In its reorganization plan, AppleTree announced plans to close or sell 33 additional stores. Ultimately, AppleTree announced in November 1993 it would sell its remaining 49 stores to competitors. Randall's Food Markets acquired eleven locations in Greater Austin and three in Greater Houston. Eleven stores were sold to Kroger, five stores to Gerland's, four to Fiesta Mart, three stores to Rice Food Markets, and one store each to Cox's Foodarama, Big Chief Super Markets, Stanley Stores, and Super Warehouse Foods. Some of the former Safeway stores Randall's purchased from AppleTree became part of Safeway once again when Safeway bought Randall's in 1999. One location at 8620 Stella Link became a Sellers Bros.

As a result of the reduction of stores, AppleTree's northwest Houston grocery distribution facility, which included a 119000 sqft refrigerated warehouse, a large bakery and a major milk plant, was larger than AppleTree's needs. The facility was still owned by Safeway, and it was sold to H-E-B. As a result, AppleTree would buy its dairy products from a supplier and also relocated its headquarters to a building in northwest Houston.
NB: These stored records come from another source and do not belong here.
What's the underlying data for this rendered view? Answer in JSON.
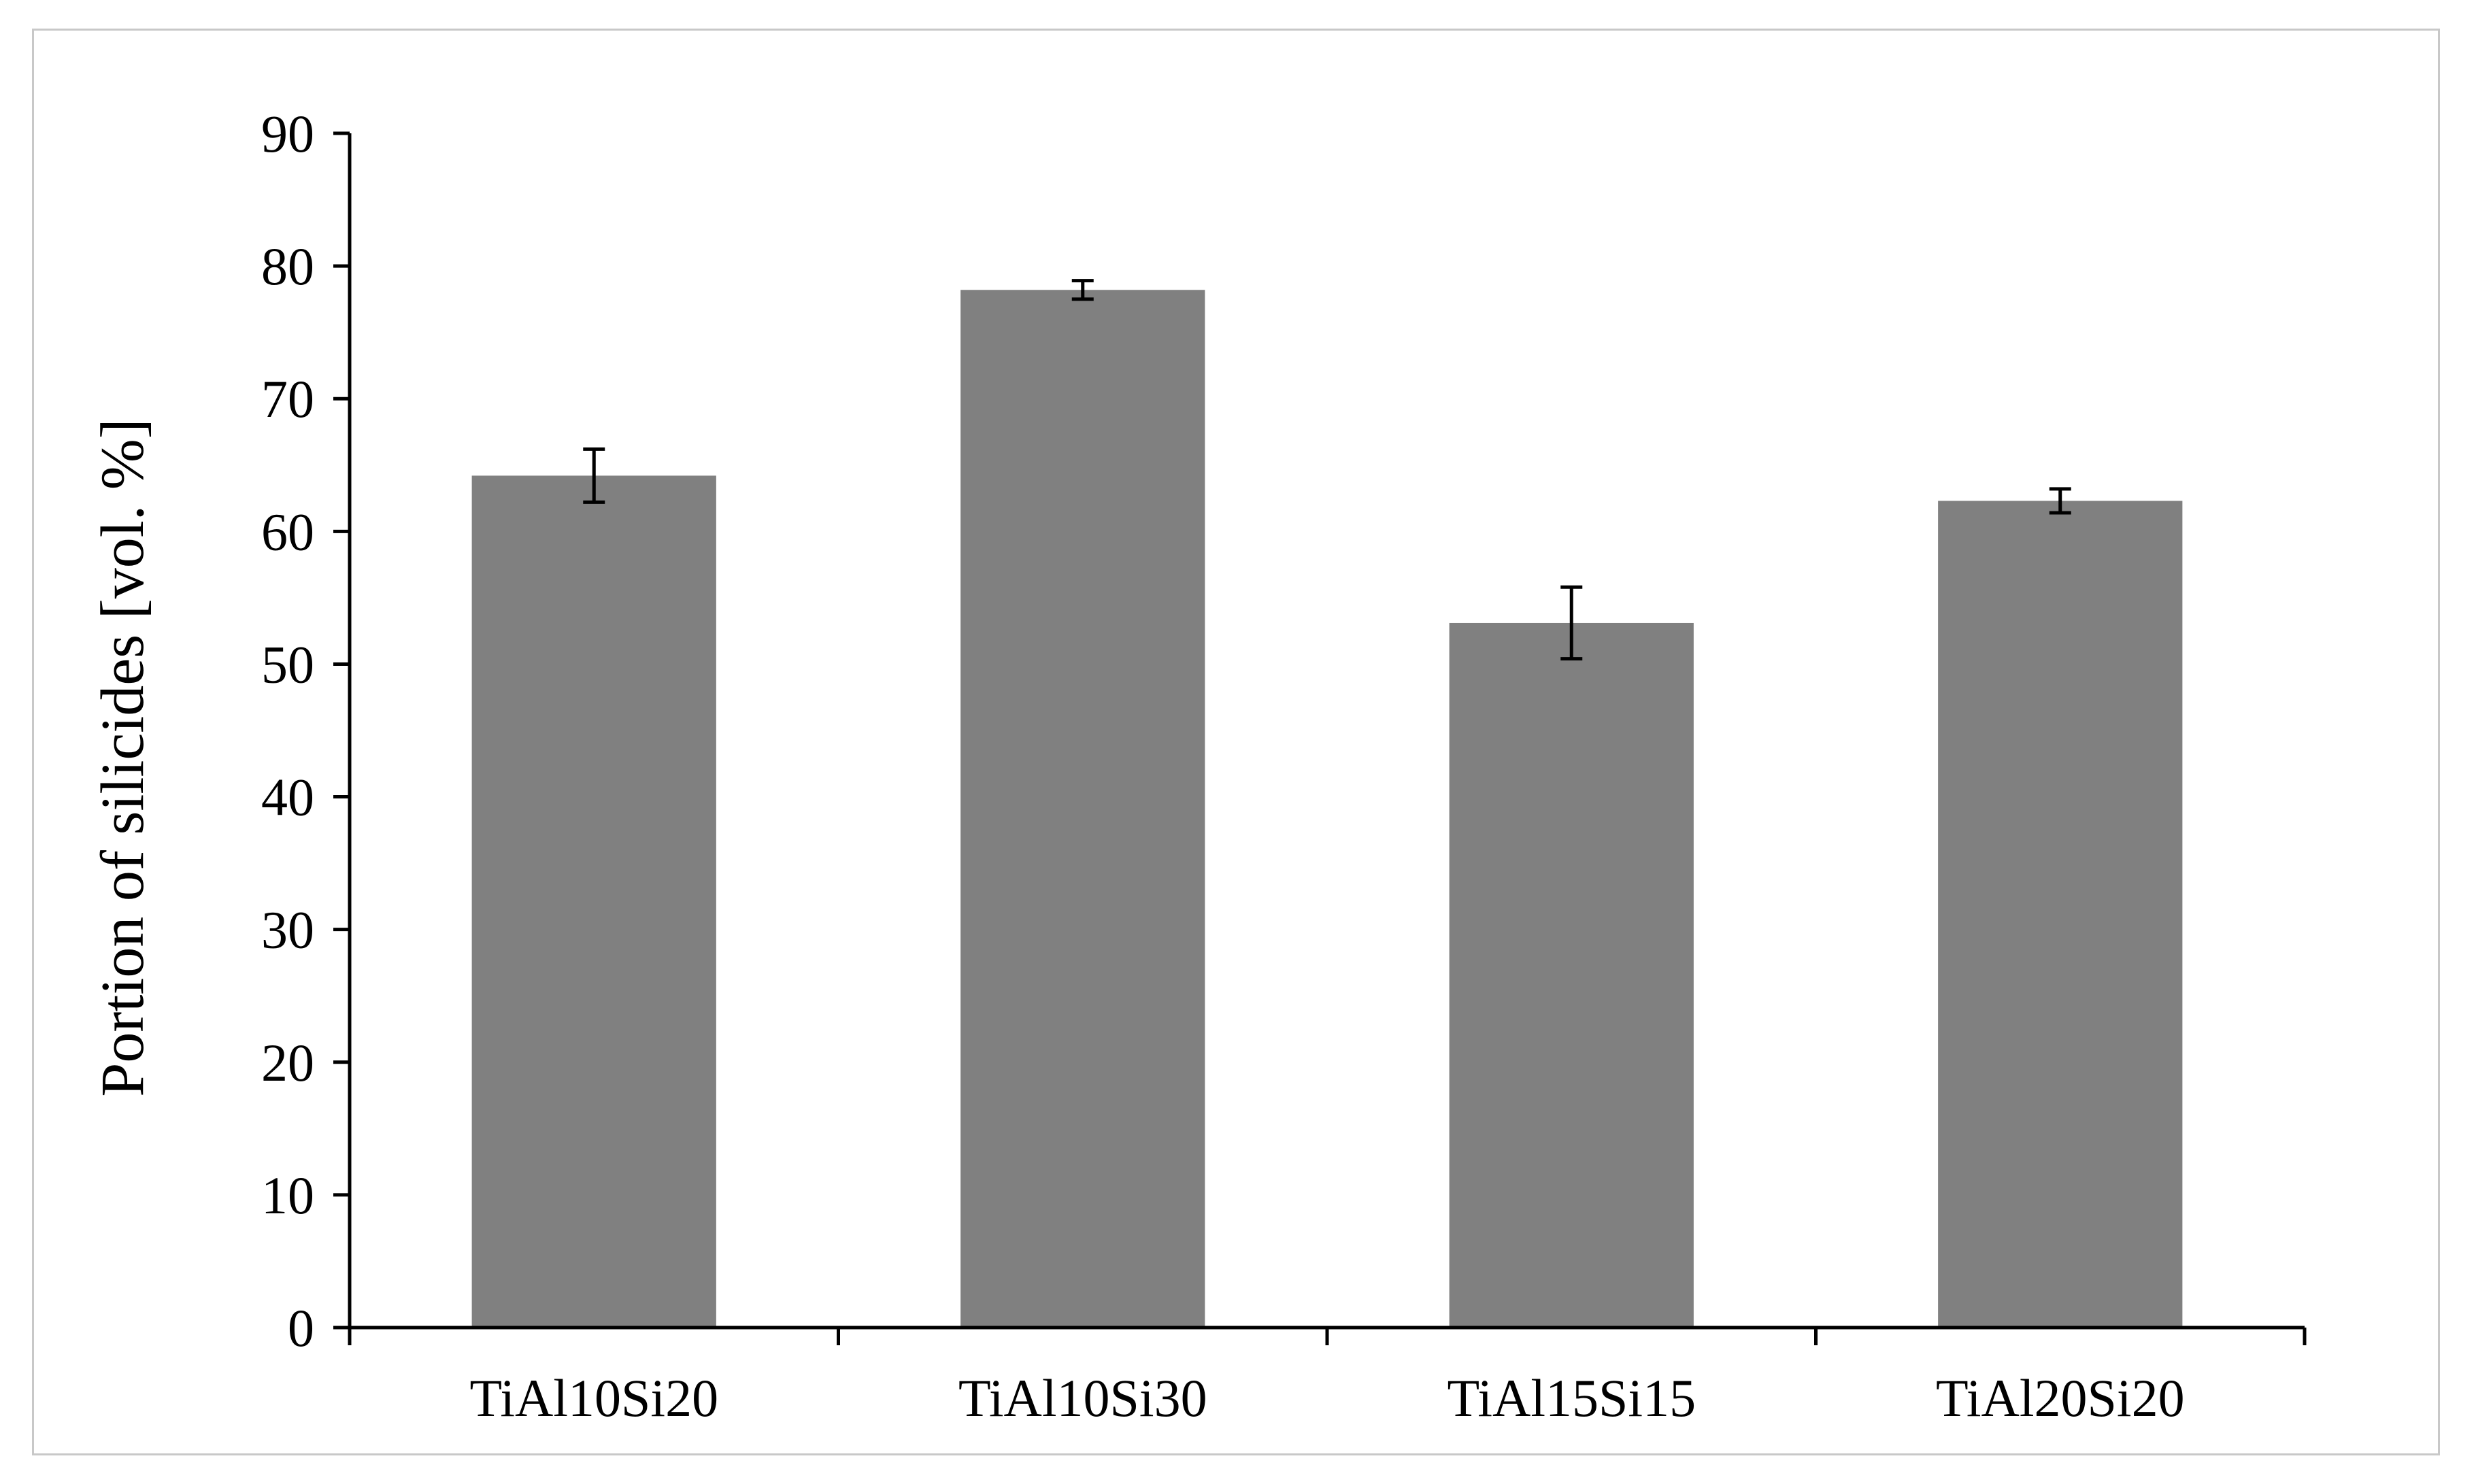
{
  "chart_data": {
    "type": "bar",
    "categories": [
      "TiAl10Si20",
      "TiAl10Si30",
      "TiAl15Si15",
      "TiAl20Si20"
    ],
    "values": [
      64.2,
      78.2,
      53.1,
      62.3
    ],
    "error_bars": [
      2.0,
      0.7,
      2.7,
      0.9
    ],
    "title": "",
    "xlabel": "",
    "ylabel": "Portion of silicides [vol. %]",
    "ylim": [
      0,
      90
    ],
    "yticks": [
      0,
      10,
      20,
      30,
      40,
      50,
      60,
      70,
      80,
      90
    ],
    "grid": false,
    "legend": "none",
    "bar_color": "#808080"
  }
}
===Independent chain and closing===
With the sales, AppleTree would be reduced to six stores; three in Bryan-College Station, two in Houston, and one in Huntsville. AppleTree chief executive Tony Kubicek purchased the last six AppleTree stores and planned to operate the stores as an independent, Houston-based chain bearing the AppleTree name.

However, the chain did not fare well - after closing the lone Huntsville store and one of the two Houston locations, in 1997 AppleTree closed its other Houston location. With the closing, AppleTree operated three stores in Bryan-College Station, where it would eventually relocate its corporate staff.

AppleTree further retrenched to its two Bryan locations after closing its College Station store in 2002. In February 2009, AppleTree sold its Briarcrest Drive store in Bryan to local resident Jim Lewis. Lewis used the location to open a new grocery store, Village Foods and rehired all of the AppleTree employees who'd been left unemployed by the closing. The final AppleTree location, in Bryan at Highway 21 and Texas Avenue, closed in early 2010.